The Choosing Wisely Campaign launched by the American Board of Internal Medicine (ABIM) foundation and Consumer Reports in 2012 aimed to reduce medical test ordering by prompting providers to identify and cut back on five tests or procedures that are frequently ineffectual.
Several California hospitals — including Cedars-Sinai Medical Center in Los Angeles — took part in the initiative and attempted to cut costs and instances of patient harm through slight changes to their EHRs.
Cedars-Sinai reduced test ordering through an alert built directly into clinical workflows.
The EHR alerts notified doctors electronically when ordering tests or drugs that did not align with 18 Choosing Wisely recommendations embedded into the software. In the study, Cedars-Sinai analyzed alerts from 26,424 patient encounters between 2013 and 2016. All Choosing Widely guidelines were followed in 6 percent of those cases, or 1,591 encounters.
In groups that did not comply with Choosing Wisely guidelines, patients had a 14 percent higher rate of readmission and a 29 percent higher risk of complications.
Other California hospitals including Sharp Rees-Stealy Medical Group in San Diego and Los Angeles County-University of Southern California Medical Center also achieved positive results.
Sharp Rees-Steely cut excessive test ordering by over 10 percent, while Los Angeles County USC Medical Center eliminated needless preoperative testing before routine cataract surgery.
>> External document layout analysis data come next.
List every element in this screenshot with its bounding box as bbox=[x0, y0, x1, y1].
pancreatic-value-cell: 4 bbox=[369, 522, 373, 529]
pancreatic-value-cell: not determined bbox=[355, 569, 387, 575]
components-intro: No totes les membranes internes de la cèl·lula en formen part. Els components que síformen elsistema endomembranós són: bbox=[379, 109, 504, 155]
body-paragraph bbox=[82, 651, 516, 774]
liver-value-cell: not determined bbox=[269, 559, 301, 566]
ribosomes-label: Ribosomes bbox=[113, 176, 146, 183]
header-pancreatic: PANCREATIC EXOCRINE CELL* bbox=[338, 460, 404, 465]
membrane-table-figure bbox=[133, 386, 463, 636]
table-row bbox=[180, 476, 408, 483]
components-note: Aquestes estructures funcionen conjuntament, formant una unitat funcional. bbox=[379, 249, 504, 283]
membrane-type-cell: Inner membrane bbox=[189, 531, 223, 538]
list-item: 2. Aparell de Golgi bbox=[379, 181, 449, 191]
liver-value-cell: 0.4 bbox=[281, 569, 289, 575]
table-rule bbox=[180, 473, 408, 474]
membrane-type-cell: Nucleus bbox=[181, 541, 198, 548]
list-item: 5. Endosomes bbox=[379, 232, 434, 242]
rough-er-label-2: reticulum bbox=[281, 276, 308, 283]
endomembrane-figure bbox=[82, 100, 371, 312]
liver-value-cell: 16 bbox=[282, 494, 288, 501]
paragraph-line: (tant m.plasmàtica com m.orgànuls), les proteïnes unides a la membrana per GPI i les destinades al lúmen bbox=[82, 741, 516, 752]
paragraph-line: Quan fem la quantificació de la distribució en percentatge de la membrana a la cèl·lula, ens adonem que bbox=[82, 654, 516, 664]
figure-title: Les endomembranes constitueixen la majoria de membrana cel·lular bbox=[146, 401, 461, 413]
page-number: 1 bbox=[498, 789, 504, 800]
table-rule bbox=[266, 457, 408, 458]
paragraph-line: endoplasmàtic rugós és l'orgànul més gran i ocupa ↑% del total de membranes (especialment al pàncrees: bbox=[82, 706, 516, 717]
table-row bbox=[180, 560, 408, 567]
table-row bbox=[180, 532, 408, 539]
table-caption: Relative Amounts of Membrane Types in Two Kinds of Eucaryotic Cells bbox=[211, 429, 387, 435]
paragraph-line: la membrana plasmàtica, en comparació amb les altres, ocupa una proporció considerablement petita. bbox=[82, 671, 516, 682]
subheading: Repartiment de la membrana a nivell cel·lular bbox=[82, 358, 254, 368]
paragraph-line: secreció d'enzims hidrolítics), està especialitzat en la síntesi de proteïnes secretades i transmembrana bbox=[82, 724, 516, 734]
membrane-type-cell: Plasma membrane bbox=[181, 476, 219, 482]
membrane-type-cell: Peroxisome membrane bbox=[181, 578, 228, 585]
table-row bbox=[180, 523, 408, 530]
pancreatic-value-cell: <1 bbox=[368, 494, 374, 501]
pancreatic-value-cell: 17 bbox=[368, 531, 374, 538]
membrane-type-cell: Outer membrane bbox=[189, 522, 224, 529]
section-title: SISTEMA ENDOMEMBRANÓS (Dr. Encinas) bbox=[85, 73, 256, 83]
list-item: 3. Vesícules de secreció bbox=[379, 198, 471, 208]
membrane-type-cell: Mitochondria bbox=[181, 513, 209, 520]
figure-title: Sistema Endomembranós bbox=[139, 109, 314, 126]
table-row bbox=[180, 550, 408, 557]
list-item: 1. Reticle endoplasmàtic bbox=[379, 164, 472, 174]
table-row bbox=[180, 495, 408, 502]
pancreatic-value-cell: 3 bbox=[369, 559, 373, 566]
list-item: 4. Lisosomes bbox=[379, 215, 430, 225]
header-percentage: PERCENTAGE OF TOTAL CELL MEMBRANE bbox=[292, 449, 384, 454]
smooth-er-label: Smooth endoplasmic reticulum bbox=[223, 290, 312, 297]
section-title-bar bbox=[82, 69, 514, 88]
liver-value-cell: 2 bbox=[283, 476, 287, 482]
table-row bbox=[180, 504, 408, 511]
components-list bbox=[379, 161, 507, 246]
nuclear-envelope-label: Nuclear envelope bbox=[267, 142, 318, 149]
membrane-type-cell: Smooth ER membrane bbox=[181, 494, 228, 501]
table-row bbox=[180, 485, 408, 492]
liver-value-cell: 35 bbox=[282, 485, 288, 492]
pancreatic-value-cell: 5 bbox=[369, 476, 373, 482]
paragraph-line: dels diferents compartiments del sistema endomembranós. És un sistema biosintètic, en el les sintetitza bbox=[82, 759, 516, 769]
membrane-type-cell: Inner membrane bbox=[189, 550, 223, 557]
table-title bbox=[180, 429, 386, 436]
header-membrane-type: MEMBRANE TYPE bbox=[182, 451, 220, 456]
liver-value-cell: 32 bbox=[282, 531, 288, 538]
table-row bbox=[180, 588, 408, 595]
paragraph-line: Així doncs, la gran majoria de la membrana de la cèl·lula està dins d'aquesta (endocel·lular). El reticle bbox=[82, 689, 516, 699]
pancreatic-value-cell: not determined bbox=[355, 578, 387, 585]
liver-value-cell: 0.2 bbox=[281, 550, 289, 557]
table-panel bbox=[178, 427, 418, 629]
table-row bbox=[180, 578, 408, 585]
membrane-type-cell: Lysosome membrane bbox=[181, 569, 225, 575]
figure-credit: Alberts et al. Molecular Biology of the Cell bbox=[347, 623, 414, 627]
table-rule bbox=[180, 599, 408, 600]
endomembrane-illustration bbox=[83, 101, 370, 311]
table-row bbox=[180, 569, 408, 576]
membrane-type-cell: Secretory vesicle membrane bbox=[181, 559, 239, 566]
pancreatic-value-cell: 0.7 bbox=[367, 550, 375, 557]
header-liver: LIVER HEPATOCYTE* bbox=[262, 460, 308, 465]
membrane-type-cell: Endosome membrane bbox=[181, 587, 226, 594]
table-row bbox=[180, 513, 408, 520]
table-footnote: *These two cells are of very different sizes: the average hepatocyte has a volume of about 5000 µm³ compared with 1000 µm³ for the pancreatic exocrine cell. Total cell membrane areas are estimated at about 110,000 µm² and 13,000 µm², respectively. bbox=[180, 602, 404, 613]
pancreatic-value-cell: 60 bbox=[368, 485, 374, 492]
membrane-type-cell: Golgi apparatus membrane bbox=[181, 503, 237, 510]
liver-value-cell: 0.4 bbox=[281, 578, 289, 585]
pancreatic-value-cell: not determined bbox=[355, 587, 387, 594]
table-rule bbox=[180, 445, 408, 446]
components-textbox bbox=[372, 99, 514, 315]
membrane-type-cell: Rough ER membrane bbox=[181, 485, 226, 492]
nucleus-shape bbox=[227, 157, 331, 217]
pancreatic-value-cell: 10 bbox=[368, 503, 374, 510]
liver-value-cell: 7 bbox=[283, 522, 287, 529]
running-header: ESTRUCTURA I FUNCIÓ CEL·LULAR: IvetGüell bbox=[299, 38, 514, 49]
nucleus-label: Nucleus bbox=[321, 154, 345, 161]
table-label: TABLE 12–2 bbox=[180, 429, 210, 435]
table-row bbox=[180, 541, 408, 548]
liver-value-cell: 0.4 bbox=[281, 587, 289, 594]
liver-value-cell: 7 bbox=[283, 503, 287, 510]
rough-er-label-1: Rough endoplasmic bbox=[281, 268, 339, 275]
Implementing EHR alerts related to Choosing Wisely recommendations into clinical workflows improved efficiency and allowed patients to get into surgery an average of 6 months sooner due to reductions in preoperative testing.
Offering patients useful reminders about patient status updates, test screening, care delivery, and guideline recommendations through EHR alerts is a simple way to improve quality of care and boost patient health outcomes.